The trade agreement concluded in principle between Great Britain and Australia will establish the basis for the independent trade policy of the United Kingdom. It will be the first deal – excluding the post-Brexit deal with the EU – that does not replace a treaty the UK has benefited from as a member of the bloc. The arrangements will therefore establish a framework for further trade negotiations, showing what the UK is prepared to give to achieve its goals. Equally important, however, is the unfortunate precedent it sets in the management of the country’s trade policy.

The 2016 referendum on the UK’s accession to the EU demonstrated not only resentment over the economic effects of globalization, but also its struggles against political legitimacy. The British, said David Cameron when he announced in 2013 that he would call for an in-out referendum, had “seen treaty after treaty change the balance between member states and the EU.” And note that they never had a say. Yet this latest chapter in British trade policy is being written again behind closed doors.

There has been little parliamentary scrutiny of the Australia trade deal or attention given to interested parties. The most controversial aspect is its impact on farmers who fear facing competition over prices and standards from Australian producers on an industrial scale while being asked to absorb the costs of the green transition. Many Conservative backbenchers, as well as those from opposition parties, agree. Even cabinet members would be divided, with the Department of International Trade on one side and the Department of Environment, Food and Rural Affairs on the other.

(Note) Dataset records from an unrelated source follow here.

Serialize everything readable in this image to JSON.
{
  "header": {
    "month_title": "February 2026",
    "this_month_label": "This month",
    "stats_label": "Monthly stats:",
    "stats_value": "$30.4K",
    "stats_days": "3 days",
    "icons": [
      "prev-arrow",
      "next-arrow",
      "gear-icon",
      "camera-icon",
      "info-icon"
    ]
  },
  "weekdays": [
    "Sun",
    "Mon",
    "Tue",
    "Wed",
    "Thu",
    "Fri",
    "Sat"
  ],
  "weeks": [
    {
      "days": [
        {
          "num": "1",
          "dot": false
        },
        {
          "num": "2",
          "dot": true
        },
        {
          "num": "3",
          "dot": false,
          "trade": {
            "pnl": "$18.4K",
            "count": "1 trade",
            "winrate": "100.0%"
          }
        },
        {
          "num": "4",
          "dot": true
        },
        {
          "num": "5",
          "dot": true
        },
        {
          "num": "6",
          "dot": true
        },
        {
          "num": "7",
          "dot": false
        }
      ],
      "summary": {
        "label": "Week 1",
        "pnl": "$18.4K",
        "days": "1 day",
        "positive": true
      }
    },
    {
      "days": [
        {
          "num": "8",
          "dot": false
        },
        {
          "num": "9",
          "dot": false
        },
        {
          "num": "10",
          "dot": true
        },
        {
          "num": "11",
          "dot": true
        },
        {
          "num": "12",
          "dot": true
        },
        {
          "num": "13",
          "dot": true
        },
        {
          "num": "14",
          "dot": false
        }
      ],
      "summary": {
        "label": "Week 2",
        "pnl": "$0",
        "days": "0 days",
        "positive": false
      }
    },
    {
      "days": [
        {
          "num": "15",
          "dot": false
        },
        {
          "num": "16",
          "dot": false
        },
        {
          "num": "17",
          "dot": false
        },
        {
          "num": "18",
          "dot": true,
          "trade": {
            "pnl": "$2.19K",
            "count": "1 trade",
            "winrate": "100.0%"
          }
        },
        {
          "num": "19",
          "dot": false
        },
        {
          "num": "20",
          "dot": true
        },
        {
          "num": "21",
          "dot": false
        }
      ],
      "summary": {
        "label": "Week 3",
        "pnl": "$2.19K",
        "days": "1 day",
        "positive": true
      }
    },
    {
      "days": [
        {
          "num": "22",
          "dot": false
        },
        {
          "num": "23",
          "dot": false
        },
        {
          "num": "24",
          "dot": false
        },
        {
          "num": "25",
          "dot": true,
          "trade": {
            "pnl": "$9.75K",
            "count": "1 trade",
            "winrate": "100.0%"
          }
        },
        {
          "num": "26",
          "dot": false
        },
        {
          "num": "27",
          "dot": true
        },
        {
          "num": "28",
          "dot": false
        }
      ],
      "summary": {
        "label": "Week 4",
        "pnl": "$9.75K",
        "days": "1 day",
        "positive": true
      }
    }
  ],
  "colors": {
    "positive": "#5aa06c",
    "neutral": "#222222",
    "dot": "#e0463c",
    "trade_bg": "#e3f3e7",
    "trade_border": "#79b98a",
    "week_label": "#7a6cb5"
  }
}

It is the norm in the UK, and indeed in many other countries, for the executive to have a free hand in international negotiations. The making of treaties in Britain is a “prerogative power”, or a power exercised by the government on behalf of the Queen; no parliamentary approval is required. Treaties must be ratified but cannot be changed. Even if parliament rejects a treaty, it only starts the clock again; the government can submit it several times to parliamentary assent.

Prime Minister Boris Johnson has agreed on the main lines of the deal with his Scottish salmon and Welsh lamb counterpart, but decentralized administrations have no say. Not being responsible for its content, the Scottish National Party will have an interest in raising fear over the impact of the deal on Scottish farmers. The Northern Irish protocol, agreed with the EU as part of the Withdrawal Agreement, will mean trade deals will not fully apply to the province.

There is a balance to be found. Negotiations require a country to present a united front and speak with one voice. Yet parliamentary buy-in as well as improved transparency and broader political support are essential for the deals to come to fruition. The Swiss government has struck a deal with the EU to improve relations with the bloc, but domestic critics have separated it. In the UK’s Brexit negotiations, the lack of national consensus on what the future relationship should look like has been the biggest obstacle to reaching a deal.

Suppressing disagreements will not make them go away. A suggested 15-year transition period during which the arrangements gradually come into force may limit political difficulties but will even reduce the limited benefits of the deal – estimated to add 0.01 to 0.02 percent to UK national income . The Australian deal is a prize for a government that valued independent trade policy so much that it was prepared to put a border in the Irish Sea. It is also a reminder that the most important negotiations are those that take place at home.